Softmax Output: Finally, the output of the softmax is given by: $P^{class} = \frac{\exp (S^{class})}{\sum_{class} \exp (S^{class})}$

Generating CAM

We define $M_{CAM}^{class}$ as the Class Activation Map (CAM) for a specific class $class$ , where:

$\begin{matrix} (1) & M_{CAM}^{class} = \sum_{c} w_{c}^{class} f_{c}^{K} \end{matrix}$ After computing this, the resulting heatmap is upsampled to match the original image size using bilinear interpolation. The final upsampled heatmap has the shape $(H, W, 1)$ .

Grad-CAM

Source: Grad CAM explanation by CampusAI

CAM relies on a specific CNN architecture that includes a Global Average Pooling (GAP) layer and one Fully Connected layer before the softmax layer.

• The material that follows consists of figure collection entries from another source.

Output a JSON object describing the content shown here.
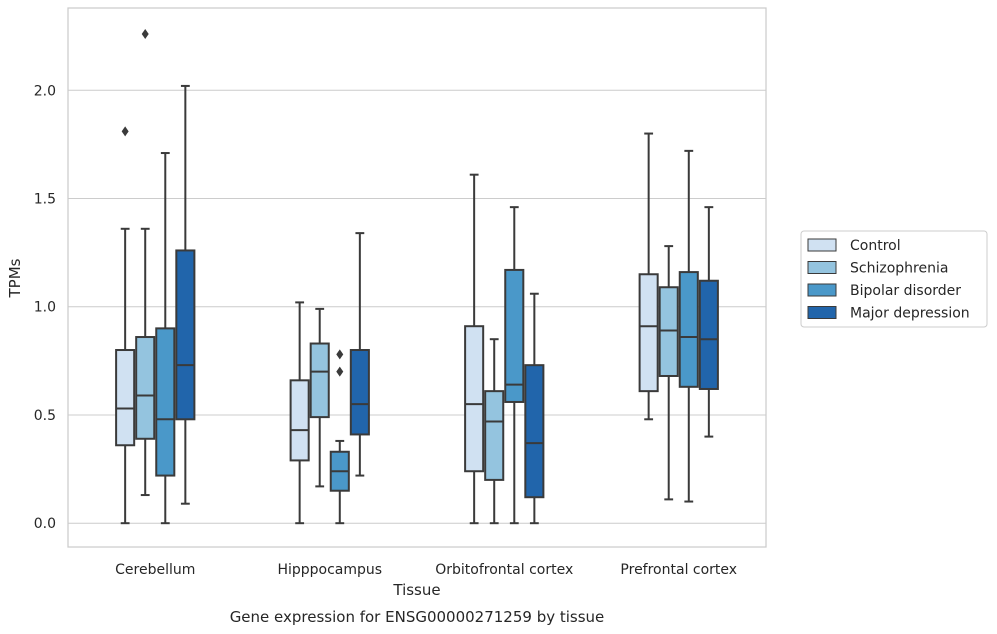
{
  "chart_data": {
    "type": "box",
    "xlabel": "Tissue",
    "ylabel": "TPMs",
    "caption": "Gene expression for ENSG00000271259 by tissue",
    "ylim": [
      -0.11,
      2.38
    ],
    "yticks": [
      0.0,
      0.5,
      1.0,
      1.5,
      2.0
    ],
    "ytick_labels": [
      "0.0",
      "0.5",
      "1.0",
      "1.5",
      "2.0"
    ],
    "grid": "horizontal",
    "legend_position": "right",
    "categories": [
      "Cerebellum",
      "Hipppocampus",
      "Orbitofrontal cortex",
      "Prefrontal cortex"
    ],
    "series": [
      {
        "name": "Control",
        "color": "#d0e1f2",
        "boxes": [
          {
            "whisker_low": 0.0,
            "q1": 0.36,
            "median": 0.53,
            "q3": 0.8,
            "whisker_high": 1.36,
            "outliers": [
              1.81
            ]
          },
          {
            "whisker_low": 0.0,
            "q1": 0.29,
            "median": 0.43,
            "q3": 0.66,
            "whisker_high": 1.02,
            "outliers": []
          },
          {
            "whisker_low": 0.0,
            "q1": 0.24,
            "median": 0.55,
            "q3": 0.91,
            "whisker_high": 1.61,
            "outliers": []
          },
          {
            "whisker_low": 0.48,
            "q1": 0.61,
            "median": 0.91,
            "q3": 1.15,
            "whisker_high": 1.8,
            "outliers": []
          }
        ]
      },
      {
        "name": "Schizophrenia",
        "color": "#94c4df",
        "boxes": [
          {
            "whisker_low": 0.13,
            "q1": 0.39,
            "median": 0.59,
            "q3": 0.86,
            "whisker_high": 1.36,
            "outliers": [
              2.26
            ]
          },
          {
            "whisker_low": 0.17,
            "q1": 0.49,
            "median": 0.7,
            "q3": 0.83,
            "whisker_high": 0.99,
            "outliers": []
          },
          {
            "whisker_low": 0.0,
            "q1": 0.2,
            "median": 0.47,
            "q3": 0.61,
            "whisker_high": 0.85,
            "outliers": []
          },
          {
            "whisker_low": 0.11,
            "q1": 0.68,
            "median": 0.89,
            "q3": 1.09,
            "whisker_high": 1.28,
            "outliers": []
          }
        ]
      },
      {
        "name": "Bipolar disorder",
        "color": "#4a98c9",
        "boxes": [
          {
            "whisker_low": 0.0,
            "q1": 0.22,
            "median": 0.48,
            "q3": 0.9,
            "whisker_high": 1.71,
            "outliers": []
          },
          {
            "whisker_low": 0.0,
            "q1": 0.15,
            "median": 0.24,
            "q3": 0.33,
            "whisker_high": 0.38,
            "outliers": [
              0.7,
              0.78
            ]
          },
          {
            "whisker_low": 0.0,
            "q1": 0.56,
            "median": 0.64,
            "q3": 1.17,
            "whisker_high": 1.46,
            "outliers": []
          },
          {
            "whisker_low": 0.1,
            "q1": 0.63,
            "median": 0.86,
            "q3": 1.16,
            "whisker_high": 1.72,
            "outliers": []
          }
        ]
      },
      {
        "name": "Major depression",
        "color": "#2165ab",
        "boxes": [
          {
            "whisker_low": 0.09,
            "q1": 0.48,
            "median": 0.73,
            "q3": 1.26,
            "whisker_high": 2.02,
            "outliers": []
          },
          {
            "whisker_low": 0.22,
            "q1": 0.41,
            "median": 0.55,
            "q3": 0.8,
            "whisker_high": 1.34,
            "outliers": []
          },
          {
            "whisker_low": 0.0,
            "q1": 0.12,
            "median": 0.37,
            "q3": 0.73,
            "whisker_high": 1.06,
            "outliers": []
          },
          {
            "whisker_low": 0.4,
            "q1": 0.62,
            "median": 0.85,
            "q3": 1.12,
            "whisker_high": 1.46,
            "outliers": []
          }
        ]
      }
    ]
  }
}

Grad-CAM extends the original CAM method, making it applicable to a broader range of CNN architectures. The Grad-CAM is defined as: $M_{Grad-CAM}^{class} = ReLU (\sum_{c} a_{c}^{class} f_{c}^{K}) .$ where the weights $a_{c}^{class}$ are computed as follows: $\begin{matrix} (2) & a_{c}^{class} = \frac{1}{H^{K} W^{K}} \sum_{i, j} \frac{\partial S^{class}}{\partial f_{i, j}^{K}} . \end{matrix}$

For CNN architectures like those required for CAM, i.e., CNNs with a GAP layer and a Fully Connected layer before softmax, the weights used in Grad-CAM are equivalent to those in CAM. Here is the proof:

The score $S^{class}$ for these CNNs is computed by: $S^{class} = \frac{1}{H^{K} W^{K}} \sum_{c} \sum_{i, j} w_{c}^{class} f_{i, j, c}^{K} .$

Computing the partial derivative: $\begin{array}{r} \frac{\partial S^{class}}{\partial f_{i, j, c}^{K}} = \frac{1}{H^{K} W^{K}} w_{c}^{class} . \end{array}$ Thus, we have: $\begin{matrix} (3) & w_{c}^{class} = H^{K} W^{K} \frac{\partial S^{class}}{\partial f_{i, j, c}^{K}} = \sum_{i, j} \frac{\partial S^{class}}{\partial f_{i, j}^{K}} . \end{matrix}$

Up to a proportionality constant $\frac{1}{H^{K} W^{K}}$ , which gets normalized out during visualization, the expression for $w_{c}^{class}$ is identical to $a_{c}^{class}$ used by Grad-CAM.

Meanwhile, the Grad-CAM method, by its principle, can be applied to any convolutional layer, as long as an average is taken across multiple Grad-CAM maps.

However, in the original Grad-CAM (and Guided Grad-CAM) paper from 2015, this method was only applied to the last convolutional layer. The authors note:

"Although our technique is fairly general in that it can be used to explain activations in any layer of a deep network, in this work, we focus on explaining output layer decisions only."